Superpixel based image sequence representation and motion estimation


Tezin Türü: Doktora

Tezin Yürütüldüğü Kurum: Orta Doğu Teknik Üniversitesi, Mühendislik Fakültesi, Elektrik ve Elektronik Mühendisliği Bölümü, Türkiye

Tezin Onay Tarihi: 2017

Öğrenci: KUTALMIŞ GÖKALP İNCE

Danışman: ABDULLAH AYDIN ALATAN

Özet:

In this study a superpixel based representation of image sequences is proposed. For superpixel extraction, a novel gradient ascent approach, in which spatial and spectral statistics are utilized to obtain an optimal Bayesian classifier for pixel to superpixel label assignment, is proposed. Utilization of the spectral and spatial statistics reduce the dependency on user selected global parameters, while increasing the robustness and adaptability. Proposed Local Adaptive Superpixels (LASP) approach exploits hexagonal tiling, while achieving some refinement during initialization in order to improve the computation time and accuracy. The experiments conducted on Berkeley segmentation database show that LASP outperforms the existing methods in terms of boundary recall and computation time.

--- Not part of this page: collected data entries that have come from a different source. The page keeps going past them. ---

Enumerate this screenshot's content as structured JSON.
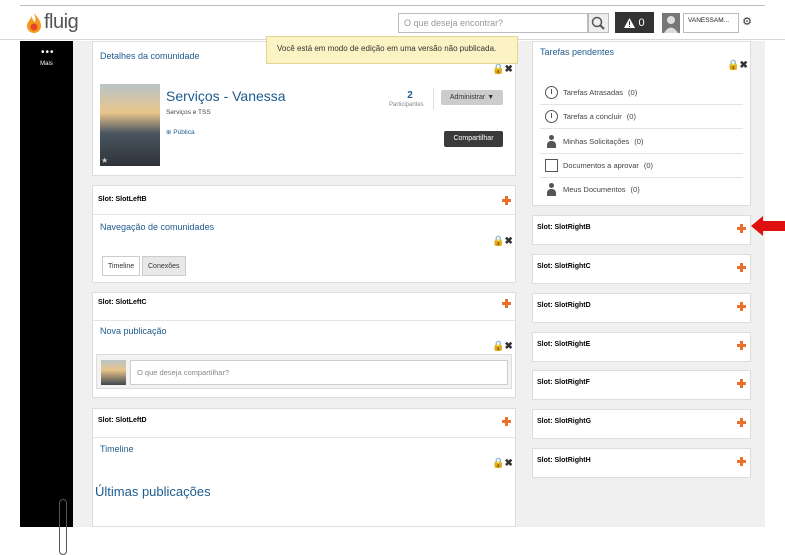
{
  "app": {
    "logo_text": "fluig"
  },
  "header": {
    "search_placeholder": "O que deseja encontrar?",
    "alert_count": "0",
    "user_name": "VANESSAM..."
  },
  "sidebar": {
    "more_label": "Mais"
  },
  "notice": "Você está em modo de edição em uma versão não publicada.",
  "community": {
    "panel_title": "Detalhes da comunidade",
    "name": "Serviços - Vanessa",
    "subtitle": "Serviços e TSS",
    "visibility": "Pública",
    "participants_count": "2",
    "participants_label": "Participantes",
    "admin_button": "Administrar ▼",
    "share_button": "Compartilhar"
  },
  "slots_left": [
    {
      "slot": "Slot: SlotLeftB",
      "title": "Navegação de comunidades",
      "tabs": [
        "Timeline",
        "Conexões"
      ]
    },
    {
      "slot": "Slot: SlotLeftC",
      "title": "Nova publicação",
      "compose_placeholder": "O que deseja compartilhar?"
    },
    {
      "slot": "Slot: SlotLeftD",
      "title": "Timeline",
      "heading": "Últimas publicações"
    }
  ],
  "tasks": {
    "title": "Tarefas pendentes",
    "items": [
      {
        "label": "Tarefas Atrasadas",
        "count": "(0)"
      },
      {
        "label": "Tarefas a concluir",
        "count": "(0)"
      },
      {
        "label": "Minhas Solicitações",
        "count": "(0)"
      },
      {
        "label": "Documentos a aprovar",
        "count": "(0)"
      },
      {
        "label": "Meus Documentos",
        "count": "(0)"
      }
    ]
  },
  "slots_right": [
    "Slot: SlotRightB",
    "Slot: SlotRightC",
    "Slot: SlotRightD",
    "Slot: SlotRightE",
    "Slot: SlotRightF",
    "Slot: SlotRightG",
    "Slot: SlotRightH"
  ],
  "colors": {
    "link_blue": "#1e5b8e",
    "slot_plus_orange": "#e8702a",
    "annotation_arrow_red": "#e01010"
  }
}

Moreover, the proposed method provides lower bleeding error performance compared to the existing gradient ascent techniques. In order to obtain temporally consistent superpixels, a superpixel based occlusion aware layered motion estimation method is also proposed. Proposed motion estimation method combines a Bayesian method with well known gradient descent approaches for optical flow estimation. Proposed method is able to handle occlusions and large displacements. Experiments conducted on Middlebury Database show that performance of the proposed motion estimation method is comparable to state-of-the-art methods, while providing a less computationally complex solution. Using the output of the motion estimation algorithm, the superpixels in the previous frame placed on the current frame, which provide an initial estimate for superpixels on this frame. Refining this estimate with the information on current frame, it becomes possible to obtain temporally consistent superpixels. These superpixels can be utilized for the representation of image sequences. This representation is developed for video object segmentation, but might also be utilized for various computer vision problems like compression, object tracking and background modeling.